This is a reprint of something I wrote about one of my weird dreams several years back:
I dreamed of hell again.
In a house with tarred, tattered walls
A cathedral ceiling with a long cord,
Onesingle lightbulb burning at the end.
Dimly lit, still.
There was no comfort for me
And I tried to conjure ways to find such.
But the only escape I found for myself
Was down the hall.
Outside, the house stood tall
With it’s chipped away paint
And wood nearing condemnation.
Here, was home.
It reeked of reality, of my hardships,
Of all the ugliness I had hidden away.
Although, now, not even the outside
Would show any glamour I had portrayed.
Last night, I found someone there.
The “who” and “why” were never answered,
But his eyes were so brightly colored blue
And his hair as dark as a moonless eve.
I wanted to believe the compassion in those eyes,
The desire to take the pain, the confusion,
All of the memories that I wanted to forget so desperately.

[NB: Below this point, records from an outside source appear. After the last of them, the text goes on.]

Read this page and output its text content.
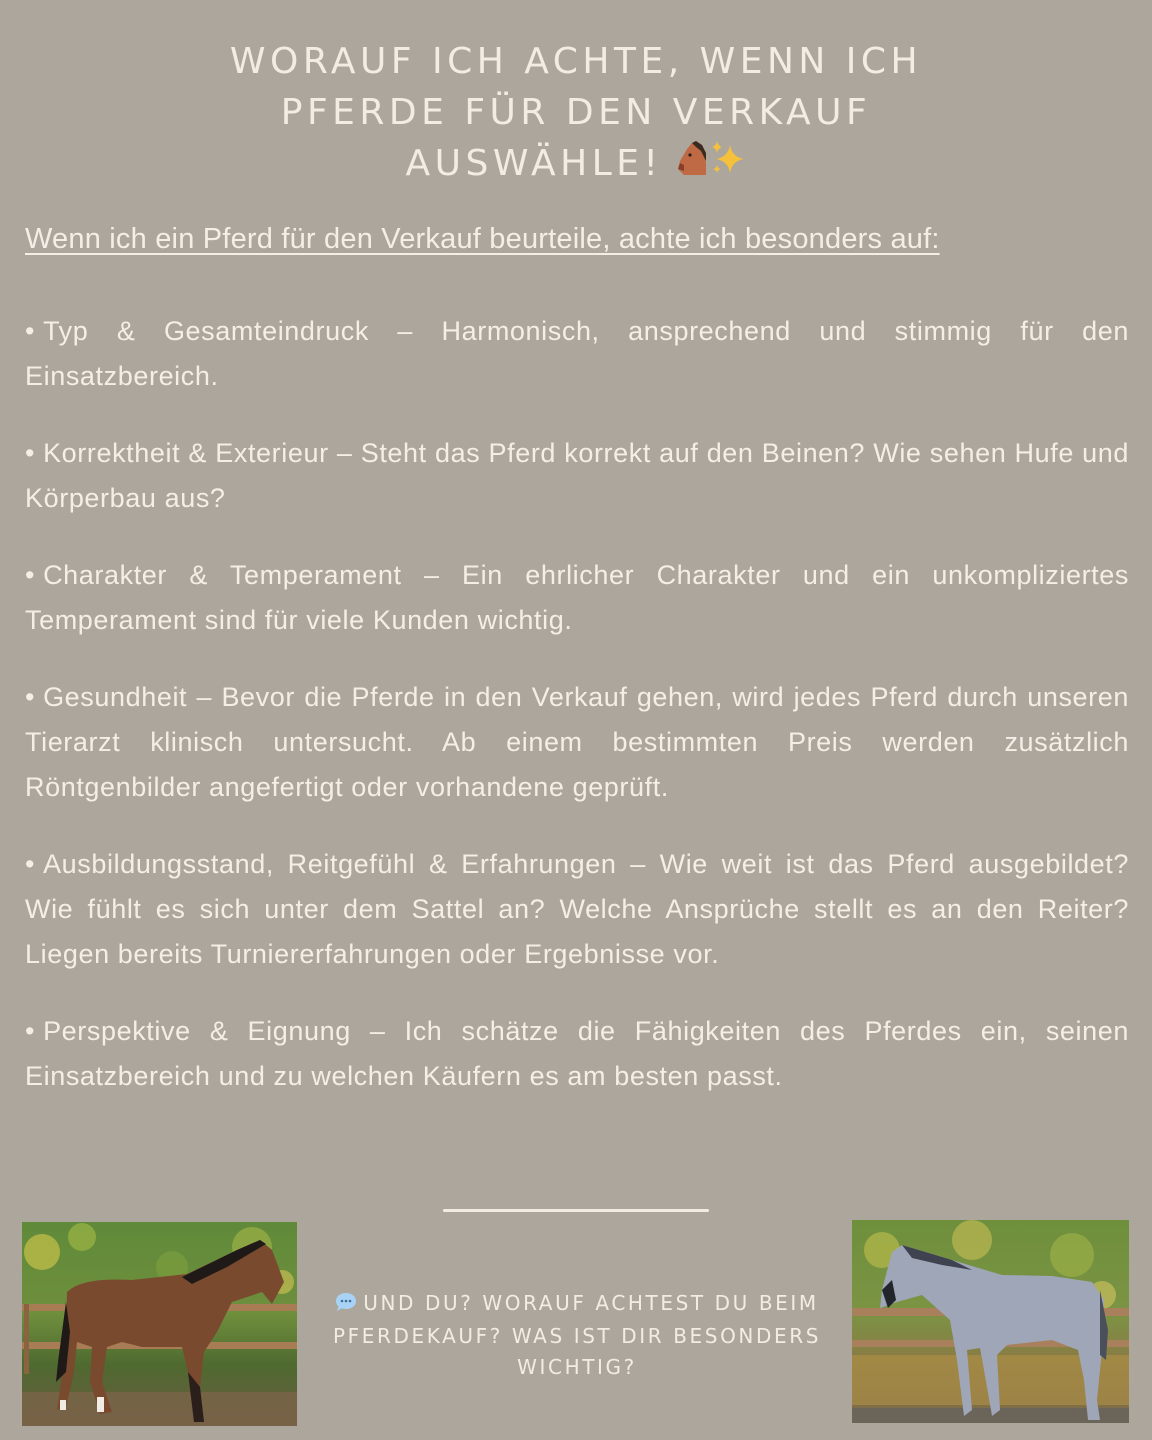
WORAUF ICH ACHTE, WENN ICH
PFERDE FÜR DEN VERKAUF
AUSWÄHLE!
Wenn ich ein Pferd für den Verkauf beurteile, achte ich besonders auf:
• Typ & Gesamteindruck – Harmonisch, ansprechend und stimmig für den Einsatzbereich.
• Korrektheit & Exterieur – Steht das Pferd korrekt auf den Beinen? Wie sehen Hufe und Körperbau aus?
• Charakter & Temperament – Ein ehrlicher Charakter und ein unkompliziertes Temperament sind für viele Kunden wichtig.
• Gesundheit – Bevor die Pferde in den Verkauf gehen, wird jedes Pferd durch unseren Tierarzt klinisch untersucht. Ab einem bestimmten Preis werden zusätzlich Röntgenbilder angefertigt oder vorhandene geprüft.
• Ausbildungsstand, Reitgefühl & Erfahrungen – Wie weit ist das Pferd ausgebildet? Wie fühlt es sich unter dem Sattel an? Welche Ansprüche stellt es an den Reiter? Liegen bereits Turniererfahrungen oder Ergebnisse vor.
• Perspektive & Eignung – Ich schätze die Fähigkeiten des Pferdes ein, seinen Einsatzbereich und zu welchen Käufern es am besten passt.
UND DU? WORAUF ACHTEST DU BEIM PFERDEKAUF? WAS IST DIR BESONDERS WICHTIG?
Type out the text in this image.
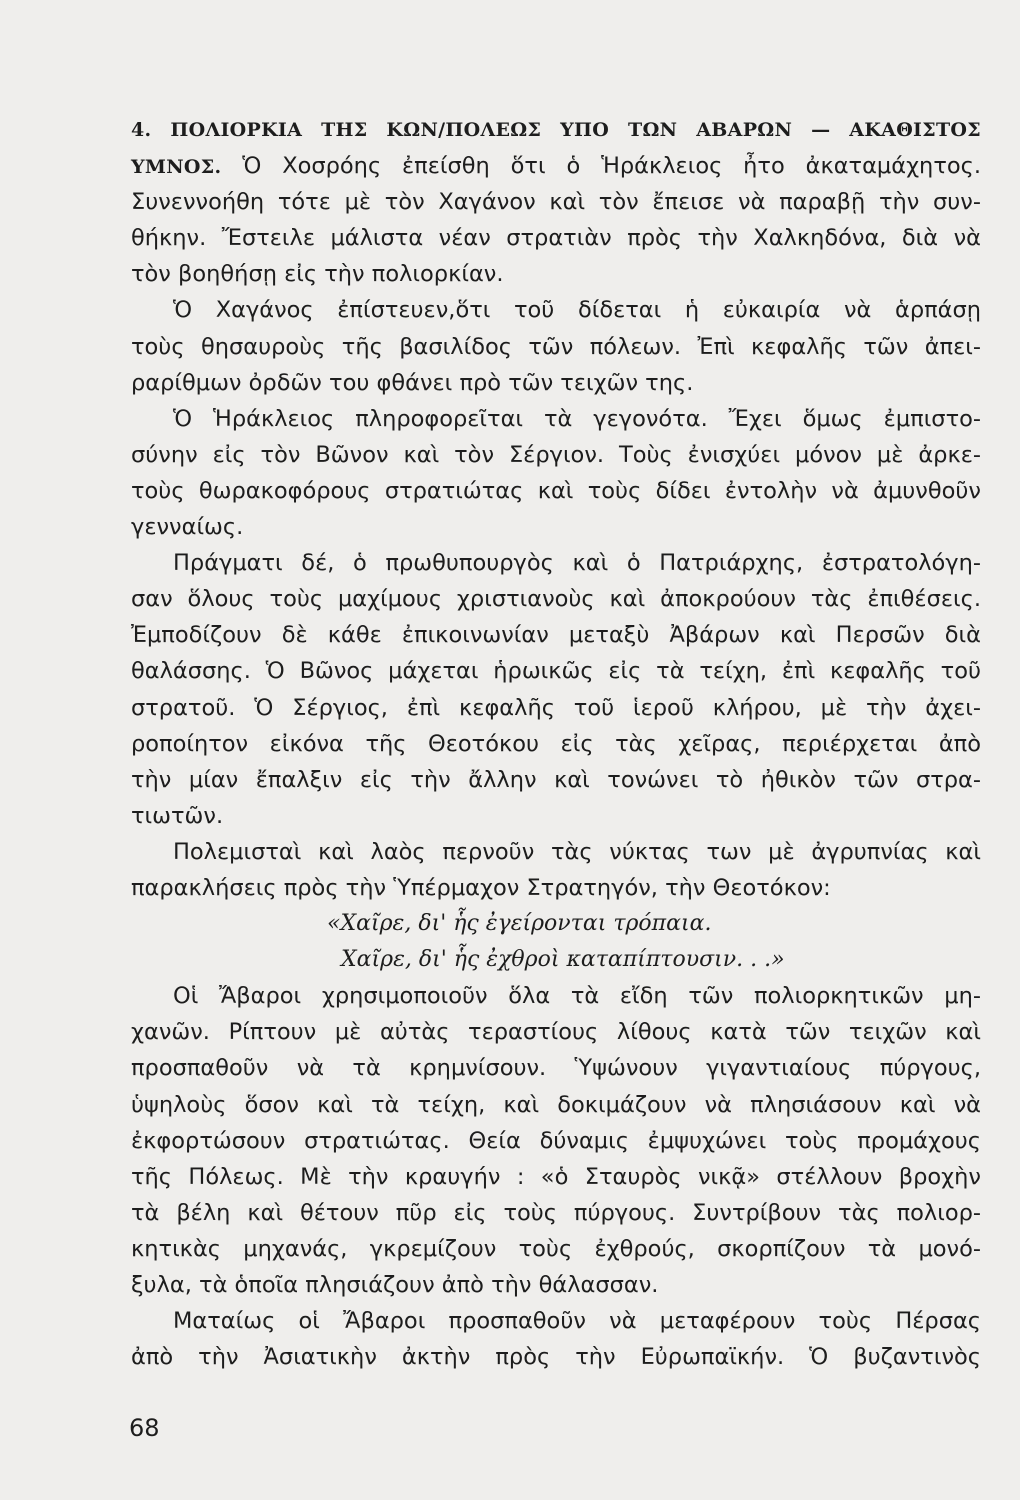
4. ΠΟΛΙΟΡΚΙΑ ΤΗΣ ΚΩΝ/ΠΟΛΕΩΣ ΥΠΟ ΤΩΝ ΑΒΑΡΩΝ — ΑΚΑΘΙΣΤΟΣ
ΥΜΝΟΣ. Ὁ Χοσρόης ἐπείσθη ὅτι ὁ Ἡράκλειος ἦτο ἀκαταμάχητος.
Συνεννοήθη τότε μὲ τὸν Χαγάνον καὶ τὸν ἔπεισε νὰ παραβῇ τὴν συν-
θήκην. Ἔστειλε μάλιστα νέαν στρατιὰν πρὸς τὴν Χαλκηδόνα, διὰ νὰ
τὸν βοηθήσῃ εἰς τὴν πολιορκίαν.
Ὁ Χαγάνος ἐπίστευεν,ὅτι τοῦ δίδεται ἡ εὐκαιρία νὰ ἁρπάσῃ
τοὺς θησαυροὺς τῆς βασιλίδος τῶν πόλεων. Ἐπὶ κεφαλῆς τῶν ἀπει-
ραρίθμων ὀρδῶν του φθάνει πρὸ τῶν τειχῶν της.
Ὁ Ἡράκλειος πληροφορεῖται τὰ γεγονότα. Ἔχει ὅμως ἐμπιστο-
σύνην εἰς τὸν Βῶνον καὶ τὸν Σέργιον. Τοὺς ἐνισχύει μόνον μὲ ἀρκε-
τοὺς θωρακοφόρους στρατιώτας καὶ τοὺς δίδει ἐντολὴν νὰ ἀμυνθοῦν
γενναίως.
Πράγματι δέ, ὁ πρωθυπουργὸς καὶ ὁ Πατριάρχης, ἐστρατολόγη-
σαν ὅλους τοὺς μαχίμους χριστιανοὺς καὶ ἀποκρούουν τὰς ἐπιθέσεις.
Ἐμποδίζουν δὲ κάθε ἐπικοινωνίαν μεταξὺ Ἀβάρων καὶ Περσῶν διὰ
θαλάσσης. Ὁ Βῶνος μάχεται ἡρωικῶς εἰς τὰ τείχη, ἐπὶ κεφαλῆς τοῦ
στρατοῦ. Ὁ Σέργιος, ἐπὶ κεφαλῆς τοῦ ἱεροῦ κλήρου, μὲ τὴν ἀχει-
ροποίητον εἰκόνα τῆς Θεοτόκου εἰς τὰς χεῖρας, περιέρχεται ἀπὸ
τὴν μίαν ἔπαλξιν εἰς τὴν ἄλλην καὶ τονώνει τὸ ἠθικὸν τῶν στρα-
τιωτῶν.
Πολεμισταὶ καὶ λαὸς περνοῦν τὰς νύκτας των μὲ ἀγρυπνίας καὶ
παρακλήσεις πρὸς τὴν Ὑπέρμαχον Στρατηγόν, τὴν Θεοτόκον:
«Χαῖρε, δι' ἧς ἐγείρονται τρόπαια.
Χαῖρε, δι' ἧς ἐχθροὶ καταπίπτουσιν. . .»
Οἱ Ἄβαροι χρησιμοποιοῦν ὅλα τὰ εἴδη τῶν πολιορκητικῶν μη-
χανῶν. Ρίπτουν μὲ αὐτὰς τεραστίους λίθους κατὰ τῶν τειχῶν καὶ
προσπαθοῦν νὰ τὰ κρημνίσουν. Ὑψώνουν γιγαντιαίους πύργους,
ὑψηλοὺς ὅσον καὶ τὰ τείχη, καὶ δοκιμάζουν νὰ πλησιάσουν καὶ νὰ
ἐκφορτώσουν στρατιώτας. Θεία δύναμις ἐμψυχώνει τοὺς προμάχους
τῆς Πόλεως. Μὲ τὴν κραυγήν : «ὁ Σταυρὸς νικᾷ» στέλλουν βροχὴν
τὰ βέλη καὶ θέτουν πῦρ εἰς τοὺς πύργους. Συντρίβουν τὰς πολιορ-
κητικὰς μηχανάς, γκρεμίζουν τοὺς ἐχθρούς, σκορπίζουν τὰ μονό-
ξυλα, τὰ ὁποῖα πλησιάζουν ἀπὸ τὴν θάλασσαν.
Ματαίως οἱ Ἄβαροι προσπαθοῦν νὰ μεταφέρουν τοὺς Πέρσας
ἀπὸ τὴν Ἀσιατικὴν ἀκτὴν πρὸς τὴν Εὐρωπαϊκήν. Ὁ βυζαντινὸς
68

In the end, faced with the confrontation of this stranger,
I did the only thing I could, or even knew how;
I ran hard and fast, knowing I wasn’t followed,
But racing as if he were right behind me then.
The house never changed, just what it held did.
I am tortured by these memories;
The smells, the taste of the air,
Filled with its filth and rank humidity.
I cannot sleep in the dark tonight,
Yet, to sleep with the glow of the lamp,
With it’s one burning lightbulb,just reminds me…
When will my head lay easily against the down,
And rest peacefully without the memory of Nabenathe?